Ce matin dans LaPresse, un article d’Yves Boisvert qui va dans le même sens que mon billet [9], mais avec d’autres arguments drôlement pertinents:

Ce qui m’intéresse ici n’est pas son manque de jugement, mais celui de ce qu’on appelle complaisamment la «communauté web».

Avant de tourner en ridicule cette arrestation, est-il venu à l’idée de Gabriel Nadeau-Dubois, par exemple, que d’avoir son portrait avec une balle dans le front n’est pas nécessairement une expérience sympathique? Qu’il n’y a pas vraiment matière à rigoler? Qu’on est bien au-delà de la critique légitime, voire féroce, des forces policières?
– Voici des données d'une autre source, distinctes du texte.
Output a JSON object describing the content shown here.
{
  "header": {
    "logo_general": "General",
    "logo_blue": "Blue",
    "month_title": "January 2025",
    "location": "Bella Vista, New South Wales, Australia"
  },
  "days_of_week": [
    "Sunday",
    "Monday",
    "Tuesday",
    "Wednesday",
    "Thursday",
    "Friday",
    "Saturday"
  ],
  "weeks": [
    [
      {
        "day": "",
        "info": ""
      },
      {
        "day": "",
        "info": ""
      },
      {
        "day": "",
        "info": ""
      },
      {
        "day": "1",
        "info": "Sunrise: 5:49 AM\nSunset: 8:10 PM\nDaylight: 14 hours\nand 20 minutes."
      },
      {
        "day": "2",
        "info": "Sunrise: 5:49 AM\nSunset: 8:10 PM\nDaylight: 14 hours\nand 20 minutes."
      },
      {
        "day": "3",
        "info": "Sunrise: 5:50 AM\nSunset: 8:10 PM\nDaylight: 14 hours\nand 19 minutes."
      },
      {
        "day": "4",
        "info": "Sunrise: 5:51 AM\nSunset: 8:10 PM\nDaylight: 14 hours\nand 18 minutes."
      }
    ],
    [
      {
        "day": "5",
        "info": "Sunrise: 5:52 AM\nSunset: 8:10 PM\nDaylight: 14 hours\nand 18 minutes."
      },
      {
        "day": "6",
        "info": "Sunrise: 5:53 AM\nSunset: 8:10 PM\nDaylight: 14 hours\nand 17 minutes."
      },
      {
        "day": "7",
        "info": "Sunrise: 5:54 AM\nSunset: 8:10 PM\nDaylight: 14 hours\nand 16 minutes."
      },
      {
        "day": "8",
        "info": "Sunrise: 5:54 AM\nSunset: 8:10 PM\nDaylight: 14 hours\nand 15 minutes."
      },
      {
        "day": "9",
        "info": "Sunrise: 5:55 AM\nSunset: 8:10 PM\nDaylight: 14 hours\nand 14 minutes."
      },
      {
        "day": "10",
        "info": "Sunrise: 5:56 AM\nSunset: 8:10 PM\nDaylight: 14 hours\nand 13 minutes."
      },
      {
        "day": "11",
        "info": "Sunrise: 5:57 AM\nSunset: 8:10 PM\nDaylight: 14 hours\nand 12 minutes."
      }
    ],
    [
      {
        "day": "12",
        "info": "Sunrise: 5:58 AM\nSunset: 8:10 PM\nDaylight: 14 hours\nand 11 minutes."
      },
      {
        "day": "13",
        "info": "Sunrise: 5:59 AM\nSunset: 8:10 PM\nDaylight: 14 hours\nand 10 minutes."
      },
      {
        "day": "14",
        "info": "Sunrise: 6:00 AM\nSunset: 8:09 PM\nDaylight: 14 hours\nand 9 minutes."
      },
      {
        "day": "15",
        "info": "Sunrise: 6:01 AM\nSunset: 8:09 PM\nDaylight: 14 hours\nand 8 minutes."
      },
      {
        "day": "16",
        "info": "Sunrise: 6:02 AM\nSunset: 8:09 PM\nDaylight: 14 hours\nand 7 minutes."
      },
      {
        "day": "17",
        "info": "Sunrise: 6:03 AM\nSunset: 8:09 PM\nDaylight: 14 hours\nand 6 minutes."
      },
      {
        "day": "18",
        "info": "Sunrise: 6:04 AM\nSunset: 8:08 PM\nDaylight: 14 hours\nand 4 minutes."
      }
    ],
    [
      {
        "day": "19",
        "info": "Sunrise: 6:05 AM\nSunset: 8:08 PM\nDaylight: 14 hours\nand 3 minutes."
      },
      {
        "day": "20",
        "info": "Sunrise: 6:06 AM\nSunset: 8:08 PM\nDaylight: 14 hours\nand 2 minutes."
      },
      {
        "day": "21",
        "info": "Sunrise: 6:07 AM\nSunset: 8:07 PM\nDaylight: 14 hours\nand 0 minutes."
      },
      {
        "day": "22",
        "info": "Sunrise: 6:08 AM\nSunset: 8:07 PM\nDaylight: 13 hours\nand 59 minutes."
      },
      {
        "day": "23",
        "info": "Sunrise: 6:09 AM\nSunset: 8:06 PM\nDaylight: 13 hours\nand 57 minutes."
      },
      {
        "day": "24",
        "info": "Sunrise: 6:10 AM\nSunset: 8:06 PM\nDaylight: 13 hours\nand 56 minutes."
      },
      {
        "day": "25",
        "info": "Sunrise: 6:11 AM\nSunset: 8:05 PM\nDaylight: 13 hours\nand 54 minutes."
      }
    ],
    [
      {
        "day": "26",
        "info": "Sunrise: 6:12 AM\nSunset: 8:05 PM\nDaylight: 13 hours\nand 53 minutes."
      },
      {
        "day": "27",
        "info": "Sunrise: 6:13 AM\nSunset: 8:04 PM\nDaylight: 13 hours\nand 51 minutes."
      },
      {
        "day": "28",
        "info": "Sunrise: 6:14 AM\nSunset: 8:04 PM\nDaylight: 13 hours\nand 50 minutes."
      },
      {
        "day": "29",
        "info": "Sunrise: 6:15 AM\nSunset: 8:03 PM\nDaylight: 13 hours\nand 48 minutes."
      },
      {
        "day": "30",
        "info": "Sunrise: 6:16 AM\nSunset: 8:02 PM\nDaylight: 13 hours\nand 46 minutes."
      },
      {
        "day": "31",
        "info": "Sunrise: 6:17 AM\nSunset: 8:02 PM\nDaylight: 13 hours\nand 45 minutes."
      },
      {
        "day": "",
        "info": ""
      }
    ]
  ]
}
Ce portrait, criant de vérité, ne représente pas «un policier». Il représente très précisément M. Lafrenière. Il a eu l’immense tort, apparemment, d’être le porte-parole hypermédiatisé de la police de Montréal.

(…)

Au printemps dernier, des comiques distribuaient des tracts le représentant avec une tête de porc… et avec son adresse personnelle.

Sa famille a dû être protégée.

Drôle, non?

Dans le débat public comme sur les réseaux sociaux, il y a une ligne assez facilement identifiable à ne pas franchir: tout ce qui ressemble à une incitation à la violence.